In a "recruitment" video confiscated during a search of Langan's house, "Donna" appears in a black ski-mask, exhorting potential revolutionaries to eradicate all non-whites and non-Christians from the country, and eliminate federal "whores."

"In solidarity with our Serbian brothers we understand the meaning of ethnic cleansing. To us, it's not a dirty word." Apparently, preoperative transsexuals were not included in Langan's targeted population group.

The 107-minute propaganda film, entitled "The Aryan Republican Army Presents: The Armed Struggle Underground," plays out like a bad Monty Python skit. Langan shouts orders in Spanish from behind a desk festooned with hand grenades and bank booty, while his "troops" goose-step in the background. "Our basic goal is to set up an Aryan Republic on the North American continent," states "Commander Pedro."[478]

The neo-revolutionaries also expound their philosophy and tactics, which include, not surprisingly… blowing up federal buildings. "We have endeavored to keep collateral damage and civilian casualties to a minimum," announces their leader, "but as in all wars, some innocents shall suffer. So be it."

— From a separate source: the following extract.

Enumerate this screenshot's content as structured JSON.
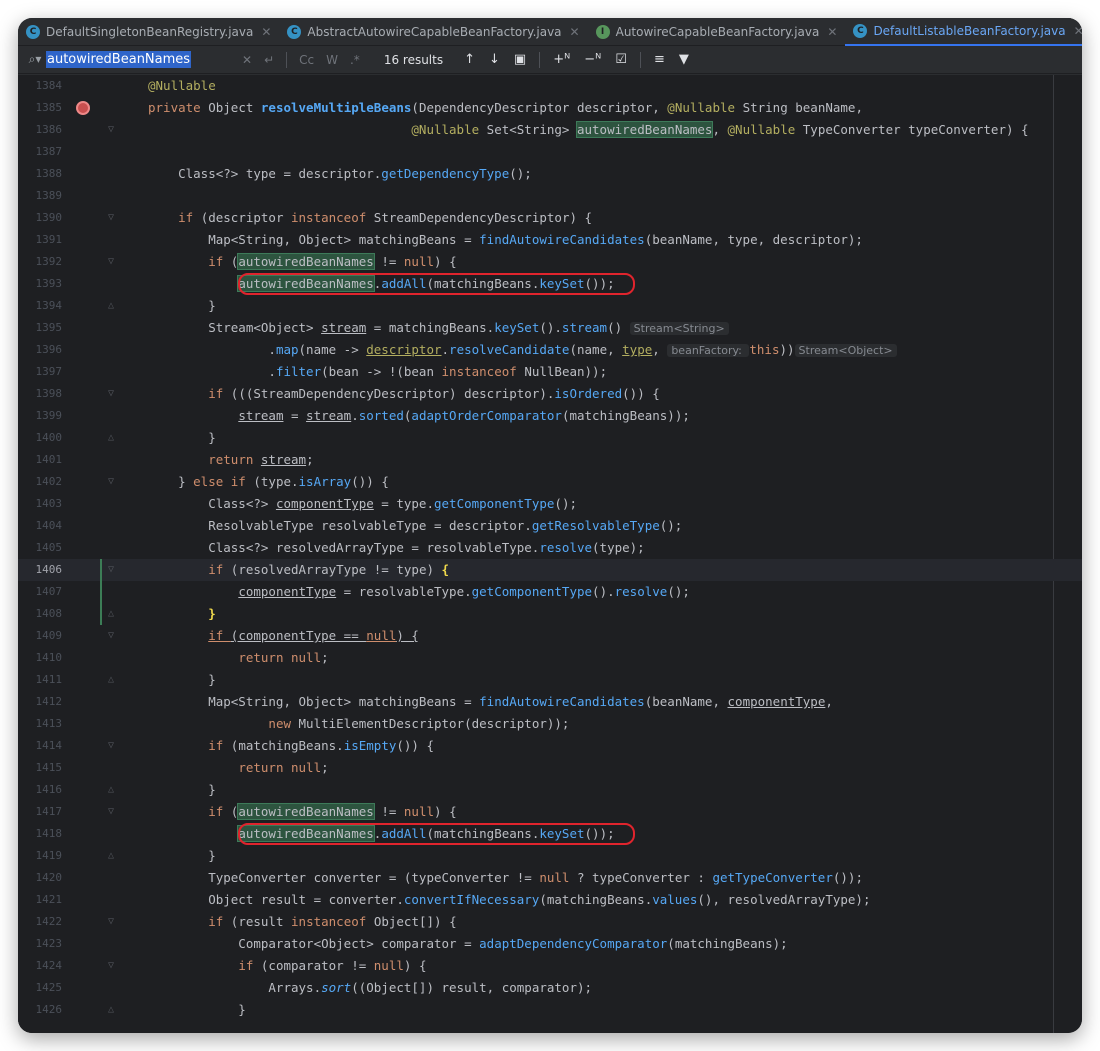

The video was completed in January, 1995, four months before the bombing of the Alfred P. Murrah Building. Langan, for his part, says he had nothing to do with the bombing. "Most of my family, my siblings work in federal buildings," he told the Washington Post.[479]

Yet given Langan's connections to Brescia, Strassmeir and Mahon, and their connections to Nichols and McVeigh, and the group's ties to the violent neo-Nazi underground, it is singularly curious why the FBI hasn't seriously pursued these leads.[480]

Then there is the CSA's 1983 plot to blow up the Oklahoma City Federal Building, and Snell's strangely fortuitous statements about April 19, 1995.

What is even more shocking is why the ATF apparently ignored warnings from it's own informant, Carol Howe. Had they figured they could ensnare the bombers in a highly publicized bust?

"Elohim City is not a current subject of interest," a law enforcement official in Washington told the Associated Press, almost two years after the blast.[481]

Was Elohim City of so little interest to authorities because it was a government-infiltrated spook center, kept on hand for contingencies, much as elements of the KKK were by the FBI's J. Edgar Hoover?

And what of Iraq's connections to Dennis Mahon? Is this a subject of interest? Was it just an innocent business relationship, or, like the Syrian's offer of funding to Robert Mathews, was it something more?